Friday, August 3, 2012

When Washington Was in Vogue



When Washington Was in Vogue
By Edward Christopher Williams (285 pages)
Published by Amistad
Bookish rating: 3.5

When Washington Was in Vogue is one of those tricky books to review, because it has a lot of value but turned out to be a bit of a chore to get through.

The book is “a lost novel of the Harlem Renaissance,” which means it was found as published in The Messenger from January 1925 through June 1926, as an English PhD student, Adam McKible, was doing research for his dissertation. Certainly, there is a special “discovery” element that, frankly, is so often absent from literary research. I mean, it’s hard to compare with discovering new fossils, miracle drugs, or planets, such as in the sciences.
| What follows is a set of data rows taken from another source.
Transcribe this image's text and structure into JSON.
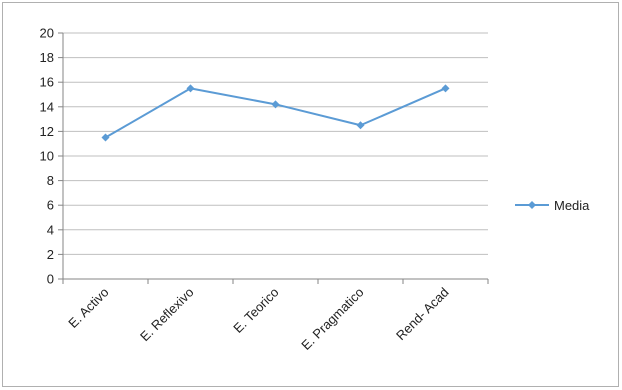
{
  "chart_data": {
    "type": "line",
    "categories": [
      "E. Activo",
      "E. Reflexivo",
      "E. Teorico",
      "E. Pragmatico",
      "Rend- Acad"
    ],
    "series": [
      {
        "name": "Media",
        "values": [
          11.5,
          15.5,
          14.2,
          12.5,
          15.5
        ],
        "color": "#5b9bd5"
      }
    ],
    "ylim": [
      0,
      20
    ],
    "yticks": [
      0,
      2,
      4,
      6,
      8,
      10,
      12,
      14,
      16,
      18,
      20
    ],
    "grid": true,
    "legend_position": "right",
    "title": "",
    "xlabel": "",
    "ylabel": ""
  }
}
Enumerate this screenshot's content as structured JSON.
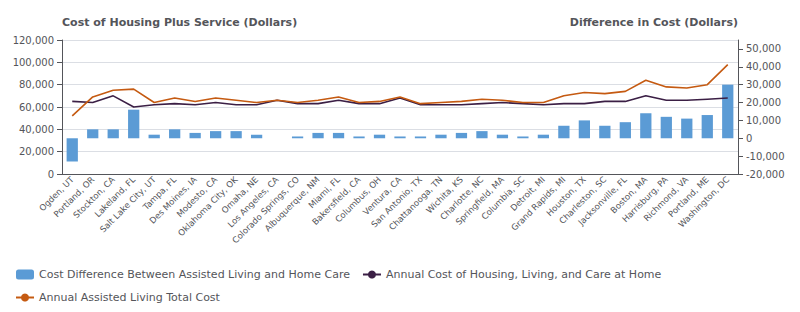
{
  "chart_data": {
    "type": "bar",
    "categories": [
      "Ogden, UT",
      "Portland, OR",
      "Stockton, CA",
      "Lakeland, FL",
      "Salt Lake City, UT",
      "Tampa, FL",
      "Des Moines, IA",
      "Modesto, CA",
      "Oklahoma City, OK",
      "Omaha, NE",
      "Los Angeles, CA",
      "Colorado Springs, CO",
      "Albuquerque, NM",
      "Miami, FL",
      "Bakersfield, CA",
      "Columbus, OH",
      "Ventura, CA",
      "San Antonio, TX",
      "Chattanooga, TN",
      "Wichita, KS",
      "Charlotte, NC",
      "Springfield, MA",
      "Columbia, SC",
      "Detroit, MI",
      "Grand Rapids, MI",
      "Houston, TX",
      "Charleston, SC",
      "Jacksonville, FL",
      "Boston, MA",
      "Harrisburg, PA",
      "Richmond, VA",
      "Portland, ME",
      "Washington, DC"
    ],
    "series": [
      {
        "name": "Cost Difference Between Assisted Living and Home Care",
        "type": "bar",
        "axis": "y2",
        "color": "#5B9BD5",
        "values": [
          -13000,
          5000,
          5000,
          16000,
          2000,
          5000,
          3000,
          4000,
          4000,
          2000,
          0,
          1000,
          3000,
          3000,
          1000,
          2000,
          1000,
          1000,
          2000,
          3000,
          4000,
          2000,
          1000,
          2000,
          7000,
          10000,
          7000,
          9000,
          14000,
          12000,
          11000,
          13000,
          30000
        ]
      },
      {
        "name": "Annual Cost of Housing, Living, and Care at Home",
        "type": "line",
        "color": "#3B1F45",
        "values": [
          65000,
          64000,
          70000,
          60000,
          62000,
          63000,
          62000,
          64000,
          62000,
          62000,
          66000,
          63000,
          63000,
          66000,
          63000,
          63000,
          68000,
          62000,
          62000,
          62000,
          63000,
          64000,
          63000,
          62000,
          63000,
          63000,
          65000,
          65000,
          70000,
          66000,
          66000,
          67000,
          68000
        ]
      },
      {
        "name": "Annual Assisted Living Total Cost",
        "type": "line",
        "color": "#C55A11",
        "values": [
          52000,
          69000,
          75000,
          76000,
          64000,
          68000,
          65000,
          68000,
          66000,
          64000,
          66000,
          64000,
          66000,
          69000,
          64000,
          65000,
          69000,
          63000,
          64000,
          65000,
          67000,
          66000,
          64000,
          64000,
          70000,
          73000,
          72000,
          74000,
          84000,
          78000,
          77000,
          80000,
          98000
        ]
      }
    ],
    "ylabel": "Cost of Housing Plus Service (Dollars)",
    "y2label": "Difference in Cost (Dollars)",
    "ylim": [
      0,
      120000
    ],
    "yticks": [
      0,
      {
        "value": 20000,
        "label": "20,000"
      },
      {
        "value": 40000,
        "label": "40,000"
      },
      {
        "value": 60000,
        "label": "60,000"
      },
      {
        "value": 80000,
        "label": "80,000"
      },
      {
        "value": 100000,
        "label": "100,000"
      },
      {
        "value": 120000,
        "label": "120,000"
      }
    ],
    "y2lim": [
      -20000,
      55000
    ],
    "y2ticks": [
      {
        "value": -20000,
        "label": "-20,000"
      },
      {
        "value": -10000,
        "label": "-10,000"
      },
      0,
      {
        "value": 10000,
        "label": "10,000"
      },
      {
        "value": 20000,
        "label": "20,000"
      },
      {
        "value": 30000,
        "label": "30,000"
      },
      {
        "value": 40000,
        "label": "40,000"
      },
      {
        "value": 50000,
        "label": "50,000"
      }
    ],
    "grid": true,
    "legend": "lower left"
  }
}
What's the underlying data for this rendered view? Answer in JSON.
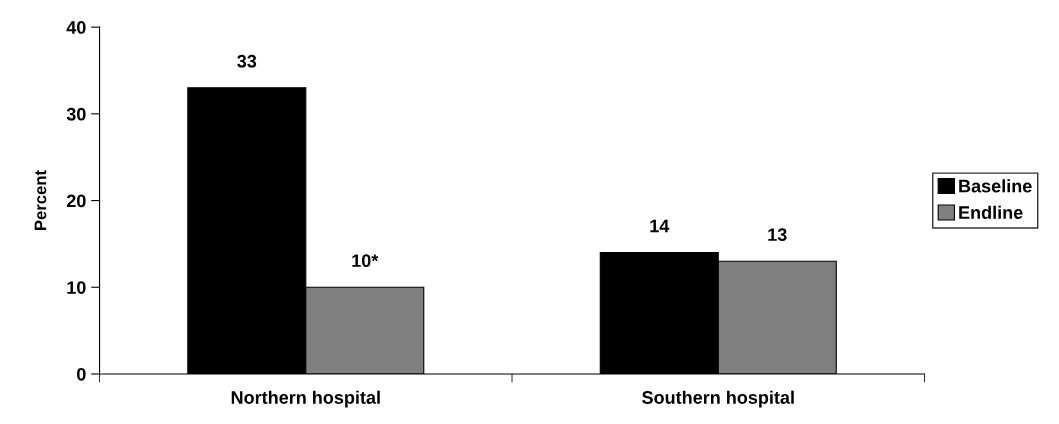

So when English nerds discover something, it’s pretty exciting.

The novel is a simple love story, told through letters via Davy Carr’s narration. Well read, well educated, and quite contemplative, Davy has an opinion on pretty much everything. As a piece of historical writing, this is useful for revealing some fascinating nuances, habits, fashions, manners, and dynamics of Washington, DC, and the DC “Black Bourgeoisie” of the 1920s. Also, as someone pretty familiar with DC, having lived there for awhile, Davy's descriptions of areas almost a century ago were eerily fascinating.

This is, of course, a novel of the Harlem Renaisssance, but Davy’s criticism of racism is surprisingly understated. For example, he writes to his friend Bob, “The downtown theaters here segregate colored people, and some of them will not sell them seats anywhere but in the gallery. Naturally, that lets me out. You will say, of course, that since I can ‘get by,’ such a rule should not bother me. But for some reason difficult to explain, it does” (p. 15). The reason it bugs him seems pretty clear to me!

More interestingly, Davy criticizes how folks—women in particular—who are light-skinned enough to “pass” not only do so (and really, who could blame them?), but leverage it against other Black women. Davy describes a shocking scene in which some light-skinned women who can pass and thus attend certain theatrical events that are absolutely closed to Black people, chat among themselves, asking a dark-skinned woman her opinion of such performances, knowing perfectly well that she cannot attend them. Davy, livid, views what he calls “the color line” among the Black bourgeoisie that places higher  value on lighter skin as “a dreadful confession of admitted interiority” (p. 75).

When Washington Was in Vogue has a lot of charm and tremendous historical value. It is, however, not literarily fantastic or amazing. Descriptions get long-winded and tiresome, and Davy can be a tad stuffy and unlikable at times. Although it’s a nice book, and most definitely an asset to furthering understanding of the Harlem Renaissance, ultimately, from a strictly literary point of view, it’s just a nice little love story.